A third-party host (or any object capable of getting content distributed to multiple sites) could use a unique identifier stored in its client-side database to track a user across multiple sessions, building a profile of the user’s activities. In conjunction with a site that is aware of the user’s real id object (for example an e-commerce site that requires authenticated credentials), this could allow oppressive groups to target individuals with greater accuracy than in a world with purely anonymous Web usage.

There are a number of techniques that can be used to mitigate the risk of user tracking:

Blocking third-party storage

User agents may restrict access to the database objects to scripts originating at the domain of the top-level document of the browsing context, for instance denying access to the API for pages from other domains running in iframes.

Expiring stored data

User agents may automatically delete stored data after a period of time.

This can restrict the ability of a site to track a user, as the site would then only be able to track the user across multiple sessions when she authenticates with the site itself (e.g. by making a purchase or logging in to a service).

However, this also puts the user’s data at risk.

Treating persistent storage as cookies

User agents should present the database feature to the user in a way that associates them strongly with HTTP session cookies. [COOKIES]

This might encourage users to view such storage with healthy suspicion.

Site-specific safe-listing of access to databases

User agents may require the user to authorize access to databases before a site can use the feature.

Origin-tracking of stored data

User agents may record the origins of sites that contained content from third-party origins that caused data to be stored.

If this information is then used to present the view of data currently in persistent storage, it would allow the user to make informed decisions about which parts of the persistent storage to prune.
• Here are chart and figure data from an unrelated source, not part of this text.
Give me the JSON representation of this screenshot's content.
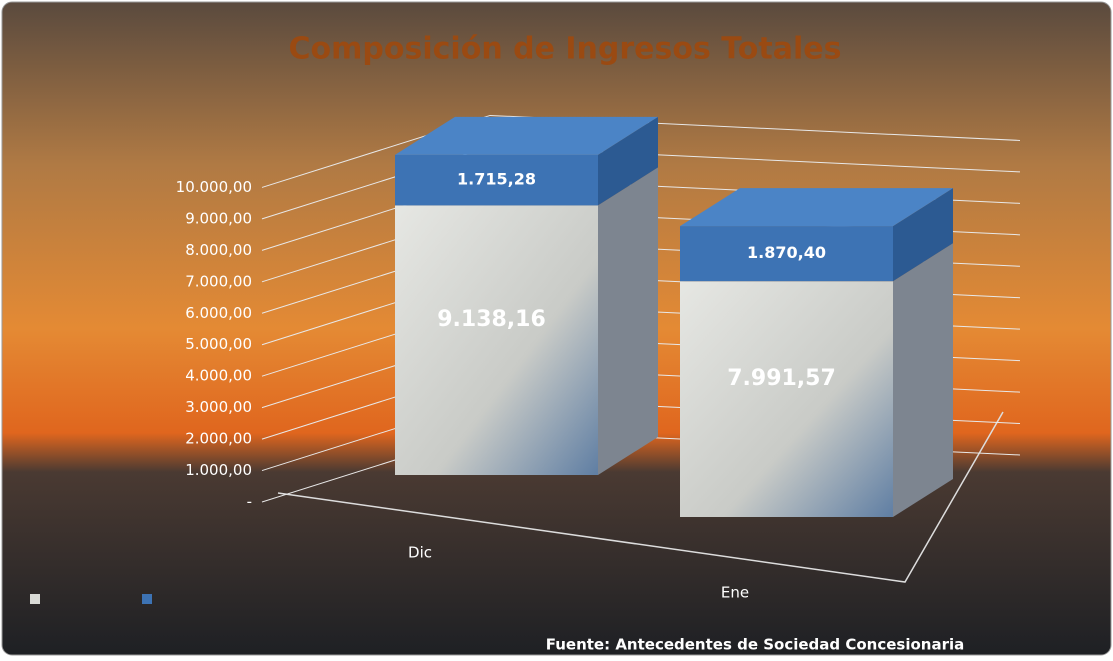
{
  "chart_data": {
    "type": "bar3d_stacked",
    "title": "Composición de Ingresos Totales",
    "source": "Fuente: Antecedentes de Sociedad Concesionaria",
    "categories": [
      "Dic",
      "Ene"
    ],
    "series": [
      {
        "color": "#d9dad6",
        "values": [
          9138.16,
          7991.57
        ],
        "value_labels": [
          "9.138,16",
          "7.991,57"
        ]
      },
      {
        "color": "#3d73b4",
        "values": [
          1715.28,
          1870.4
        ],
        "value_labels": [
          "1.715,28",
          "1.870,40"
        ]
      }
    ],
    "ylim": [
      0,
      11000
    ],
    "yticks": [
      {
        "value": 0,
        "label": "-"
      },
      {
        "value": 1000,
        "label": "1.000,00"
      },
      {
        "value": 2000,
        "label": "2.000,00"
      },
      {
        "value": 3000,
        "label": "3.000,00"
      },
      {
        "value": 4000,
        "label": "4.000,00"
      },
      {
        "value": 5000,
        "label": "5.000,00"
      },
      {
        "value": 6000,
        "label": "6.000,00"
      },
      {
        "value": 7000,
        "label": "7.000,00"
      },
      {
        "value": 8000,
        "label": "8.000,00"
      },
      {
        "value": 9000,
        "label": "9.000,00"
      },
      {
        "value": 10000,
        "label": "10.000,00"
      }
    ],
    "grid": true
  }
}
Combined with a blocklist (“delete this data and prevent this domain from ever storing data again”), the user can restrict the use of persistent storage to sites that she trusts.

Shared blocklists

User agents may allow users to share their persistent storage domain blocklists.

This would allow communities to act together to protect their privacy.
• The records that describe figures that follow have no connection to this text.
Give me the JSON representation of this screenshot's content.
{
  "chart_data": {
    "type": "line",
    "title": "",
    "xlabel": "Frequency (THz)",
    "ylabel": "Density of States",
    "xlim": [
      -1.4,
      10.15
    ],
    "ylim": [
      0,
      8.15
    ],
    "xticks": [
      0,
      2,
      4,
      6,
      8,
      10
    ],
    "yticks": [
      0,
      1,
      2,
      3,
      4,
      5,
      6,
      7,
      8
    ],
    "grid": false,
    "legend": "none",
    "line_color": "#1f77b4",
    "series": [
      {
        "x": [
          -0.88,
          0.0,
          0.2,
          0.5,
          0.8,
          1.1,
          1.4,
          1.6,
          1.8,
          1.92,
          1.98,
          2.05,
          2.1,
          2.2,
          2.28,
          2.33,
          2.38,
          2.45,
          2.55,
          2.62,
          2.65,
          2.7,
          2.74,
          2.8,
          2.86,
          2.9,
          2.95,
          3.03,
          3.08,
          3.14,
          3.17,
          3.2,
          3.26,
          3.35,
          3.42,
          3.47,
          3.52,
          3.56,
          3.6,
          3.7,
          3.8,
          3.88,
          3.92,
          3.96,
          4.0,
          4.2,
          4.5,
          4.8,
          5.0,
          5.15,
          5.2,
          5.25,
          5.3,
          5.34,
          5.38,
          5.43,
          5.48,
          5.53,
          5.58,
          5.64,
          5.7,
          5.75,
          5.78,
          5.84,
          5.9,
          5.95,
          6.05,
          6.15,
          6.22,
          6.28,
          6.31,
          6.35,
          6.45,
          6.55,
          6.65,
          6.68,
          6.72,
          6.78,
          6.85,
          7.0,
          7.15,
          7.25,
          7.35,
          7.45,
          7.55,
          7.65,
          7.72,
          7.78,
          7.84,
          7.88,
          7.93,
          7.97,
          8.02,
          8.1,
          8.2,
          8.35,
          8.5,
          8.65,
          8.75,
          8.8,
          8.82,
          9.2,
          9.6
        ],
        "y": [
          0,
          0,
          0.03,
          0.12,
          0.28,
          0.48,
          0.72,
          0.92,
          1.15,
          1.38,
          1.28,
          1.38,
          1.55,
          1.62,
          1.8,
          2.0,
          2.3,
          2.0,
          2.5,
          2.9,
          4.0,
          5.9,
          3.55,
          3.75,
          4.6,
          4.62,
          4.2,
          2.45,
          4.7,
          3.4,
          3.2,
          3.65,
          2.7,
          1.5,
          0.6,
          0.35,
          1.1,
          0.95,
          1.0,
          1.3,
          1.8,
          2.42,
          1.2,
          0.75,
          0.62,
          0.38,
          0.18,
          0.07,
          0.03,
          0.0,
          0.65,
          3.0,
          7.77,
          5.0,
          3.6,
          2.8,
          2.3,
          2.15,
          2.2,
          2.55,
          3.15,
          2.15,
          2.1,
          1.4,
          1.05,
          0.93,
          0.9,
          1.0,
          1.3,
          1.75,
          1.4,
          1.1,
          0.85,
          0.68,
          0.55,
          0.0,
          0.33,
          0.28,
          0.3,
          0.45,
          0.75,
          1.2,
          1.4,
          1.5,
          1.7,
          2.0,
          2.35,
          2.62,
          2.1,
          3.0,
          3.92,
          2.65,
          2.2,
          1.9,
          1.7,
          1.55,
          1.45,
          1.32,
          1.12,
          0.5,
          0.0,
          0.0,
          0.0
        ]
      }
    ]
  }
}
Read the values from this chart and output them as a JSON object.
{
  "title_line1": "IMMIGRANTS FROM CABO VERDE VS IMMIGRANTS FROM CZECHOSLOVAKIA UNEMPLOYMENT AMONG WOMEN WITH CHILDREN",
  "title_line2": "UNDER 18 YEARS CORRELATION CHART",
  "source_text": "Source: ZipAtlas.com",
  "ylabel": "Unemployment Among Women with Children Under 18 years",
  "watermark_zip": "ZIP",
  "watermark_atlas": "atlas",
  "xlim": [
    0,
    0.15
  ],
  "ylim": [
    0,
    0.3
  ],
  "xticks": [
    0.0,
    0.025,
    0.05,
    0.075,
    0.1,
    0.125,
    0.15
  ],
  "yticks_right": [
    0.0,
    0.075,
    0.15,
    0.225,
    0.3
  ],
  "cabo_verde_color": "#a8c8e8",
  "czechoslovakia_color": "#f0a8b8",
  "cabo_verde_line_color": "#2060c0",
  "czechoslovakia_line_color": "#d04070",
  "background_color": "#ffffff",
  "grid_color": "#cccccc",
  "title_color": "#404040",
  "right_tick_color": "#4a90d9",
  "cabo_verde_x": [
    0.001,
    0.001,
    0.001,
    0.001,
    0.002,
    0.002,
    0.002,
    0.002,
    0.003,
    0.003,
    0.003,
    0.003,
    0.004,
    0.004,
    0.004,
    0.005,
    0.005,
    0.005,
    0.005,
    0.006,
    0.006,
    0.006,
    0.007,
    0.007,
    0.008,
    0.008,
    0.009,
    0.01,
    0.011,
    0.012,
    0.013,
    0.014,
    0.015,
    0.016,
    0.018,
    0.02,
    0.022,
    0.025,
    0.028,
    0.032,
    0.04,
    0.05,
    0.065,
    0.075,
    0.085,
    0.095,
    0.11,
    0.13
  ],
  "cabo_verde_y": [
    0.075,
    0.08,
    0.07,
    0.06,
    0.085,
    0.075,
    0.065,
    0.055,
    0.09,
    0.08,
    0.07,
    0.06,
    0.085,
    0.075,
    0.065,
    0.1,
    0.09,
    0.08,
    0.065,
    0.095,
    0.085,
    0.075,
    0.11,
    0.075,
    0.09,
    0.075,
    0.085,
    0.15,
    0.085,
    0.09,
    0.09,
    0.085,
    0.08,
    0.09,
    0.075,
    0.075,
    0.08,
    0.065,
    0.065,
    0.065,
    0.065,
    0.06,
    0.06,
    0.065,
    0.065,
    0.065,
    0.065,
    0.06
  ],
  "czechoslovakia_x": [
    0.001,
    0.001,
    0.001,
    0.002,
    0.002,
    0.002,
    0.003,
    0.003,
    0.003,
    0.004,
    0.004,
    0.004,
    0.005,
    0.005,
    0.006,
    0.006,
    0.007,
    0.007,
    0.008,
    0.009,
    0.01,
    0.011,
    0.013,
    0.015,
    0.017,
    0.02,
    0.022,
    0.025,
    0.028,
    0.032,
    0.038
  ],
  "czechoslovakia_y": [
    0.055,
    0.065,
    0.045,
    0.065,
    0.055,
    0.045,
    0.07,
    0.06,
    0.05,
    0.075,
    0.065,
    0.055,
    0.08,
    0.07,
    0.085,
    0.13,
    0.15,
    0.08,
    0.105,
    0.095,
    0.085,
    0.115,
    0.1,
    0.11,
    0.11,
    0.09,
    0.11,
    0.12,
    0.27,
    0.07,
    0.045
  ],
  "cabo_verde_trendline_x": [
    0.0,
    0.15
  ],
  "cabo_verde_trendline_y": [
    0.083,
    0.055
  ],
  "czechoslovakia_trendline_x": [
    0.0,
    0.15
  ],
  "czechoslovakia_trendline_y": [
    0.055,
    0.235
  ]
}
While these suggestions prevent trivial use of this API for user tracking, they do not block it altogether. Within a single domain, a site can continue to track the user during a session, and can then pass all this information to the third party along with any identifying information (names, credit card numbers, addresses) obtained by the site. If a third party cooperates with multiple sites to obtain such information, a profile can still be created.

However, user tracking is to some extent possible even with no cooperation from the user agent whatsoever, for instance by using session identifiers in URLs, a technique already commonly used for innocuous purposes but easily repurposed for user tracking (even retroactively). This information can then be shared with other sites, using visitors’ IP addresses and other user-specific data (e.g. user-agent headers and configuration settings) to combine separate sessions into coherent user profiles.